I have had this sort of accident several times myself. Luckily, I was kept at the controls and mayhem was averted.
tightening the lap belt keeps you from submarine-ing in all but the fastest speed, head on crashes.
The mass times speed calculation that figures into seat belt design makes the strap material and it's design a bit uncomfortable, but normally people drive clothed, though if you prefer to do it naked,a serviceable wrap can be fashioned from a sheet or towel and some velcro that would allow you to wrap it around the device.
tiddy bear is an accessory, though it was worth the extra chortle to tease that out of reason number five.
Short bodied folks often sit on pillows or other boosters to get their neck out of the way of the strap.
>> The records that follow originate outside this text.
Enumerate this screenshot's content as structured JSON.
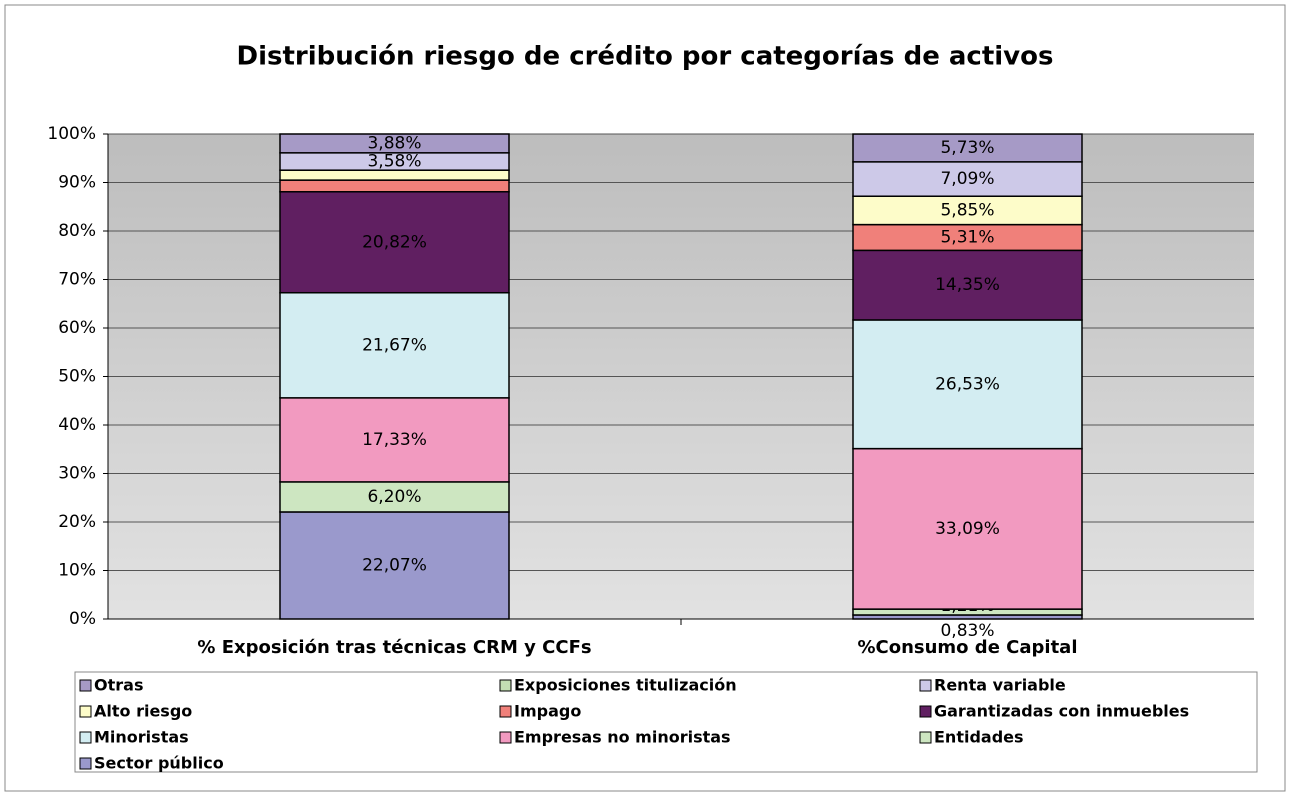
{
  "chart_data": {
    "type": "stacked_bar",
    "title": "Distribución riesgo de crédito por categorías de activos",
    "categories": [
      "% Exposición tras técnicas CRM y CCFs",
      "%Consumo de Capital"
    ],
    "series": [
      {
        "name": "Otras",
        "color": "#a69ac6",
        "values": [
          3.88,
          5.73
        ],
        "value_labels": [
          "3,88%",
          "5,73%"
        ]
      },
      {
        "name": "Exposiciones titulización",
        "color": "#c3dfb3",
        "values": [
          0,
          0
        ],
        "value_labels": [
          null,
          null
        ]
      },
      {
        "name": "Renta variable",
        "color": "#cdc9e8",
        "values": [
          3.58,
          7.09
        ],
        "value_labels": [
          "3,58%",
          "7,09%"
        ]
      },
      {
        "name": "Alto riesgo",
        "color": "#fdfcc9",
        "values": [
          2.05,
          5.85
        ],
        "value_labels": [
          null,
          "5,85%"
        ]
      },
      {
        "name": "Impago",
        "color": "#f0807a",
        "values": [
          2.4,
          5.31
        ],
        "value_labels": [
          null,
          "5,31%"
        ]
      },
      {
        "name": "Garantizadas con inmuebles",
        "color": "#601f61",
        "values": [
          20.82,
          14.35
        ],
        "value_labels": [
          "20,82%",
          "14,35%"
        ]
      },
      {
        "name": "Minoristas",
        "color": "#d3edf2",
        "values": [
          21.67,
          26.53
        ],
        "value_labels": [
          "21,67%",
          "26,53%"
        ]
      },
      {
        "name": "Empresas no minoristas",
        "color": "#f29ac0",
        "values": [
          17.33,
          33.09
        ],
        "value_labels": [
          "17,33%",
          "33,09%"
        ]
      },
      {
        "name": "Entidades",
        "color": "#cde6c1",
        "values": [
          6.2,
          1.21
        ],
        "value_labels": [
          "6,20%",
          "1,21%"
        ]
      },
      {
        "name": "Sector público",
        "color": "#9a99cc",
        "values": [
          22.07,
          0.83
        ],
        "value_labels": [
          "22,07%",
          "0,83%"
        ]
      }
    ],
    "ylim": [
      0,
      100
    ],
    "yticks": [
      {
        "value": 0,
        "label": "0%"
      },
      {
        "value": 10,
        "label": "10%"
      },
      {
        "value": 20,
        "label": "20%"
      },
      {
        "value": 30,
        "label": "30%"
      },
      {
        "value": 40,
        "label": "40%"
      },
      {
        "value": 50,
        "label": "50%"
      },
      {
        "value": 60,
        "label": "60%"
      },
      {
        "value": 70,
        "label": "70%"
      },
      {
        "value": 80,
        "label": "80%"
      },
      {
        "value": 90,
        "label": "90%"
      },
      {
        "value": 100,
        "label": "100%"
      }
    ],
    "grid": true,
    "legend": "bottom"
  }
}
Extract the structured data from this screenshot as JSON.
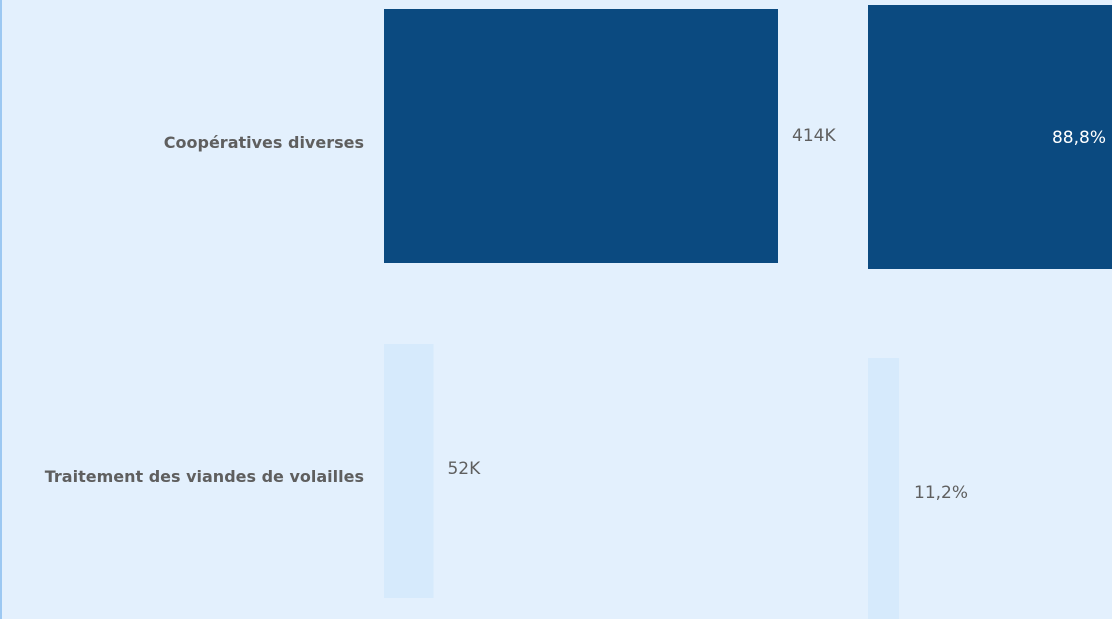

The woman you pictured was in a back seat and most cars in the US are single passenger vehicles most of the time.
I have encountered broken buckles that were nearly impossible and actually used a few that needed to be unlocked with a pen, but the vast majority have been serviceable and smooth operating.
The retractors are fond of failing, but when you have a car with bad retractors, all it takes is a helper movement to lessen the weight of the catch from the dangling belt, and they usually will retract on their own.
Once you have seen the strap straightener device SNAFU a few times, it doesn't take a rocket scientist to figure out how and why it is getting twisted, or for that matter, how to fix it in a timely fashion.
If you use the type of accessory that I described before, the sheet and/or towel with velcro, it will be absorbent and more breathe-able. In the event of a crash, it might even reduce the strap bruise from the impact.
Bless you and may all of your automobile trips be blessed with clear sailing and no tickets!